Now, Patterson, 58, has a new heart — the first person to get a heart transplant through a collaboration between the Jesse Brown VA Medical Center and Northwestern Medicine.
He’d been diagnosed with congestive heart failure in late 2022 in Minneapolis, where he had an office job with the U.S. Postal Service.
He’d started with the Postal Service in California a few years after his discharge from the Navy. He’d enlisted in 1978, serving aboard an aircraft carrier, the USS Carl Vinson, traveling to Thailand, the Philippines and Hong Kong, among other places. He called his four years of service one of his biggest accomplishments.
Patterson had moved to Minneapolis because of a promotion. Then, about a year and a half after the move, he realized something was wrong. He would feel short of breath after walking a few feet. Many times, almost unable to breathe, he went home early.
Finally, during one such incident, he drove himself to an urgent care location.
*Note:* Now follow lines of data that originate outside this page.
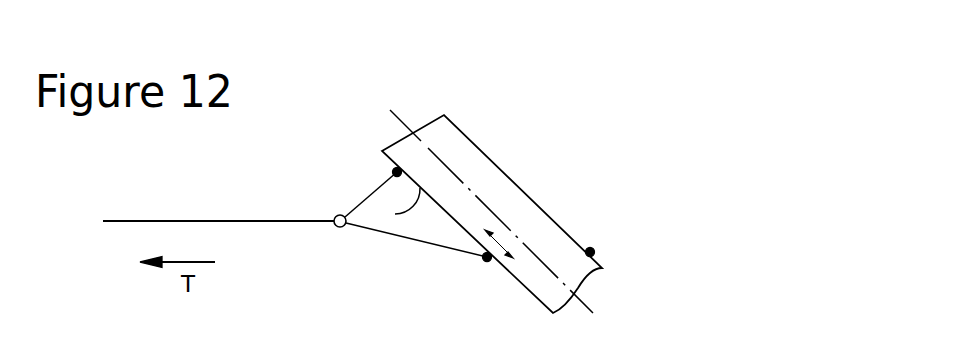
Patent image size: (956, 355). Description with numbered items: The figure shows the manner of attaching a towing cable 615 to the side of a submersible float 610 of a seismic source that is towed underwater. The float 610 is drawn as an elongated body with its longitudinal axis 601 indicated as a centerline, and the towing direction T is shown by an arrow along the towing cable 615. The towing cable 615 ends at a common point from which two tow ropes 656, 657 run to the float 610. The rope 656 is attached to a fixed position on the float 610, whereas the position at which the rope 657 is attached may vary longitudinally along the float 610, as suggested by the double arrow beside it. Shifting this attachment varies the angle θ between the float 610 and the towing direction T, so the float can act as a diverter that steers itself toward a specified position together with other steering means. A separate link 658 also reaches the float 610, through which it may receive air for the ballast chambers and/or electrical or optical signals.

The longitudinal axis 601 is at (402, 120).
The submersible float 610 is at (590, 252).
The towing cable 615 is at (153, 221).
The tow rope 656 is at (367, 186).
The tow rope 657 is at (429, 267).
The separate link 658 is at (346, 221).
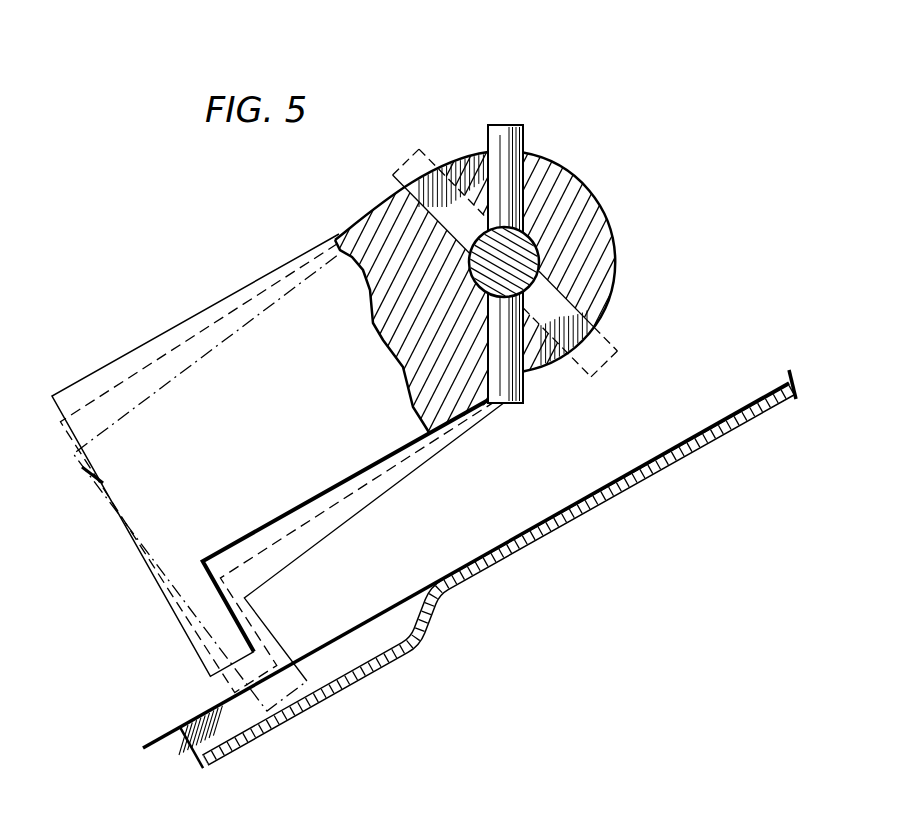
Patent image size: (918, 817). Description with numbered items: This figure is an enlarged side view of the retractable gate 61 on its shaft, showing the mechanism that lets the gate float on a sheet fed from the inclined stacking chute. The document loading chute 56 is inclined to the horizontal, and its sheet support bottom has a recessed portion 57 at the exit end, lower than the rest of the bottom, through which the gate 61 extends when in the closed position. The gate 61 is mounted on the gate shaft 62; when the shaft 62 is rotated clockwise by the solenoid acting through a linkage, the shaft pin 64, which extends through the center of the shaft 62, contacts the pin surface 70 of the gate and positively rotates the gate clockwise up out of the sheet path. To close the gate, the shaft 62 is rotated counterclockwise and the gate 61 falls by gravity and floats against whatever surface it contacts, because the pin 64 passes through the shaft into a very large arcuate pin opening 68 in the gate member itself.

The document loading chute 56 is at (443, 592).
The recessed portion 57 is at (325, 706).
The gate 61 is at (132, 363).
The gate shaft 62 is at (522, 261).
The shaft pin 64 is at (500, 145).
The arcuate pin opening 68 is at (597, 328).
The pin surface 70 is at (508, 370).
They sent him to an emergency room, where he suffered 13 ministrokes, leading to a three-week hospital stay.
Ministrokes, he said, are “just a warning sign for, if you don’t take care of yourself, the big one is gonna come.”
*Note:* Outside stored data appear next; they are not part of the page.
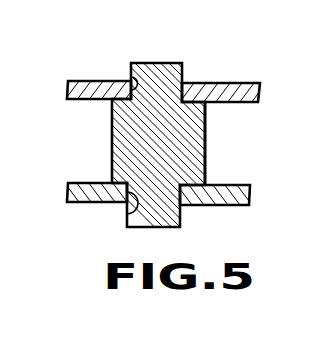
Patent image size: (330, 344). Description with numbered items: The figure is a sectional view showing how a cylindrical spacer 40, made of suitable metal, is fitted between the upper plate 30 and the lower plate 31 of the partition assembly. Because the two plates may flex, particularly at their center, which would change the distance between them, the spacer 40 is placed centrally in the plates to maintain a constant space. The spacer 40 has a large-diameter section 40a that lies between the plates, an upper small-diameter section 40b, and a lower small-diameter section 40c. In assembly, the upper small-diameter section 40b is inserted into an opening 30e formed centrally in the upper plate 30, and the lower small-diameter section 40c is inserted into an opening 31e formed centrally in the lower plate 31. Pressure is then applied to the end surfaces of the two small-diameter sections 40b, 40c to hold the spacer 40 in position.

The upper plate 30 is at (250, 82).
The opening 30e is at (131, 79).
The lower plate 31 is at (230, 206).
The opening 31e is at (128, 213).
The cylindrical spacer 40 is at (160, 63).
The large-diameter section 40a is at (205, 143).
The upper small-diameter section 40b is at (185, 80).
The lower small-diameter section 40c is at (189, 206).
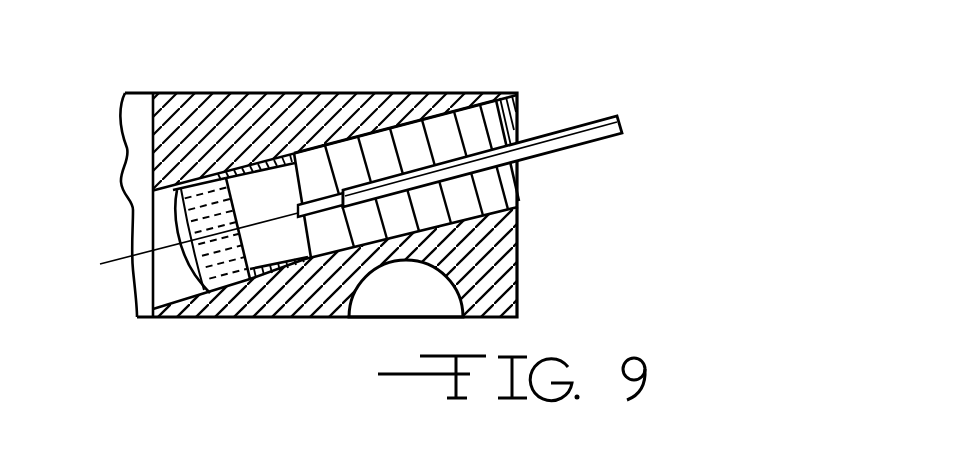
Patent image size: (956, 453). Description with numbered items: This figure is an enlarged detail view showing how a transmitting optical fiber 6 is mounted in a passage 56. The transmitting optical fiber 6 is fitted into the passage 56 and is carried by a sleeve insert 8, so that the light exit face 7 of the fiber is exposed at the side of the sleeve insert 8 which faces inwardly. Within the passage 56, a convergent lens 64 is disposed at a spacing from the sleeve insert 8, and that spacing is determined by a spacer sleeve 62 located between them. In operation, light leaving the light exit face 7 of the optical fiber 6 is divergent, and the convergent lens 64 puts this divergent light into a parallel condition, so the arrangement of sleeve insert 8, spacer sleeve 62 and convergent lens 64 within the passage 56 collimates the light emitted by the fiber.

The transmitting optical fiber 6 is at (588, 123).
The light exit face 7 is at (298, 213).
The sleeve insert 8 is at (412, 142).
The passage 56 is at (268, 210).
The spacer sleeve 62 is at (249, 166).
The convergent lens 64 is at (221, 283).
It wasn’t long before he was diagnosed, and then told he needed a transplant.
It was a shock.
“I was just so excited, moving to a new state ... and then that’s when it’s like all of a sudden out of nowhere,” Patterson said.
He decided to move to the Chicago area to be closer to his sister. And that’s how he ended up at the Jesse Brown VA Medical Center, 820 S. Damen Ave., where he met Dr. Sarah Chuzi.
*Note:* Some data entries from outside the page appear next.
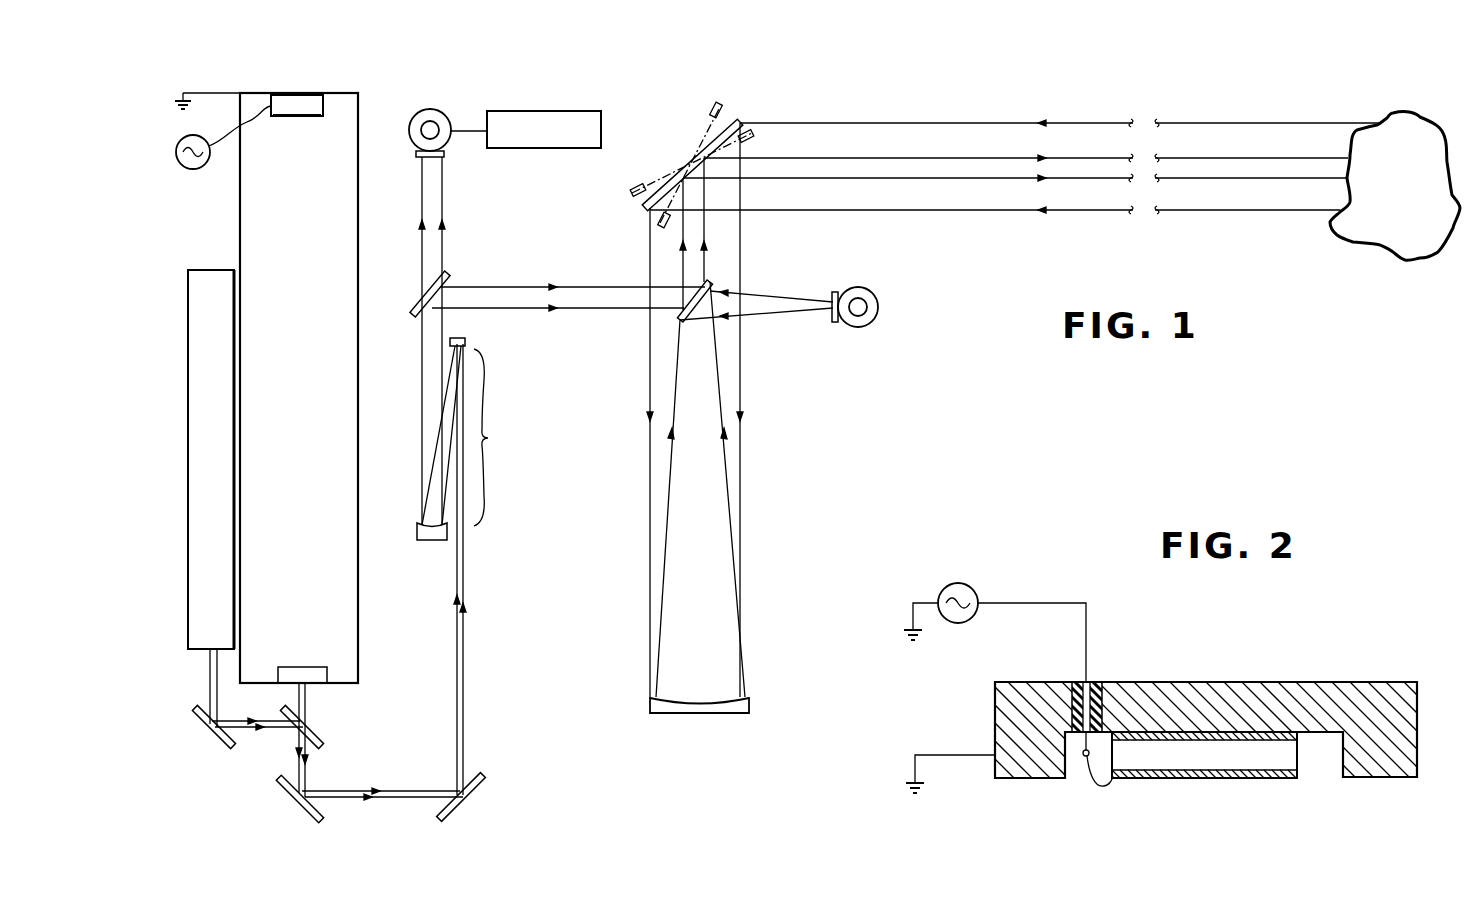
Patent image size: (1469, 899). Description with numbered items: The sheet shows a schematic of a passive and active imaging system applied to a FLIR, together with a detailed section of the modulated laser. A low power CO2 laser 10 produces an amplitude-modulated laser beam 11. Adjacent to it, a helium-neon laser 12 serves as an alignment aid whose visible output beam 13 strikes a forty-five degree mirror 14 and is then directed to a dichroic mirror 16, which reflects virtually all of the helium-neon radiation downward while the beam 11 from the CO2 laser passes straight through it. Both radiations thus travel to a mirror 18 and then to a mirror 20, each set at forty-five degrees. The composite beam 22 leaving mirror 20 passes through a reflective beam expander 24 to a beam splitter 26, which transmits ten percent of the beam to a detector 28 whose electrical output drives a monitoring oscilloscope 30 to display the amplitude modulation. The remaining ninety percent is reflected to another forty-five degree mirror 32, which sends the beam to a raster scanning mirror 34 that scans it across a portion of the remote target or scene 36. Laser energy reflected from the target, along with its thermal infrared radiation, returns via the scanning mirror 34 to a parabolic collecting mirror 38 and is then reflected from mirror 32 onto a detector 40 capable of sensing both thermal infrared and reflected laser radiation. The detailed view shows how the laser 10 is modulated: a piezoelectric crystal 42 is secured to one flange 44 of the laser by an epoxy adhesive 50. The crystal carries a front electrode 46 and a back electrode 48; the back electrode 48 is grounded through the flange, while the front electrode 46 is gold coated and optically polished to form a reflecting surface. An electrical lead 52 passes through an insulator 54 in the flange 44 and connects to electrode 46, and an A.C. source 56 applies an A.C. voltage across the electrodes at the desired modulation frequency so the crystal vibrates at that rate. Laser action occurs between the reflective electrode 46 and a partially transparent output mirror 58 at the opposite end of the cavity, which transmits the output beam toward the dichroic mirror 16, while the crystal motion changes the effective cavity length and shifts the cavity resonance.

In FIG. 1, the CO2 laser 10 is at (238, 213).
In FIG. 2, the CO2 laser 10 is at (1363, 680).
In FIG. 1, the amplitude-modulated laser beam 11 is at (307, 695).
In FIG. 1, the helium-neon laser 12 is at (203, 495).
In FIG. 1, the output beam 13 is at (208, 679).
In FIG. 1, the mirror 14 is at (200, 731).
In FIG. 1, the dichroic mirror 16 is at (318, 735).
In FIG. 1, the mirror 18 is at (311, 818).
In FIG. 1, the mirror 20 is at (441, 814).
In FIG. 1, the composite beam 22 is at (455, 662).
In FIG. 1, the reflective beam expander 24 is at (469, 348).
In FIG. 1, the beam splitter 26 is at (450, 281).
In FIG. 1, the detector 28 is at (410, 142).
In FIG. 1, the monitoring oscilloscope 30 is at (499, 110).
In FIG. 1, the mirror 32 is at (720, 272).
In FIG. 1, the raster scanning mirror 34 is at (742, 120).
In FIG. 1, the remote target or scene 36 is at (1405, 113).
In FIG. 1, the parabolic collecting mirror 38 is at (716, 713).
In FIG. 1, the detector 40 is at (878, 304).
In FIG. 1, the piezoelectric crystal (PZT) 42 is at (314, 94).
In FIG. 2, the piezoelectric crystal (PZT) 42 is at (1271, 757).
In FIG. 2, the flange 44 is at (1286, 682).
In FIG. 1, the front electrode 46 is at (300, 116).
In FIG. 2, the front electrode 46 is at (1217, 779).
In FIG. 2, the back electrode 48 is at (1151, 742).
In FIG. 2, the epoxy adhesive 50 is at (1290, 738).
In FIG. 2, the electrical lead 52 is at (1080, 758).
In FIG. 2, the insulator 54 is at (1096, 682).
In FIG. 1, the A.C. source 56 is at (186, 139).
In FIG. 2, the A.C. source 56 is at (968, 583).
In FIG. 1, the partially transparent output mirror 58 is at (309, 667).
She’s a cardiologist who works at both Jesse Brown and Northwestern Medicine, which had collaborated to open a clinic at the VA medical center to treat advanced heart failure in veterans.
“Just right off, we hit it off. ... just an amazing person, and the whole staff there was very amazing,” he said.
The collaboration helps fast-track care for veterans, said Dr. Sarah Unterman, the chief of staff at Jesse Brown. Otherwise, Patterson would have been referred elsewhere within the VA — and might have had to travel to another state — or to a hospital in the community, Unterman said.
Patterson said he was grateful to be able to stay near family, since he wouldn’t have been able to handle the surgery and healing on his own.
“It would have probably been impossible,” he said.
Chuzi said working in a clinic at Jesse Brown means she can build relationships with patients, gain their trust and help them navigate the medical system.
“I give my cellphone number out to probably too many of them. But I think that that’s really important to let them know I am available for them,” she said.
Chuzi and a team of Northwestern Medicine and VA clinicians evaluated Patterson for a heart transplant, and he was added to the transplant waiting list in March. Too sick to go home, Patterson was admitted to Northwestern Memorial Hospital to await a donor.
The call to tell him a donor heart was available came in April. Nauseous from medication, he almost didn’t answer the phone.
When he awakened from surgery, Patterson said, he still felt like he couldn’t breathe. But by the night after his operation, he was walking.
Now, after months of healing, he’s feeling “100% much better” — and, finally, looking forward to taking part in Veterans Day festivities.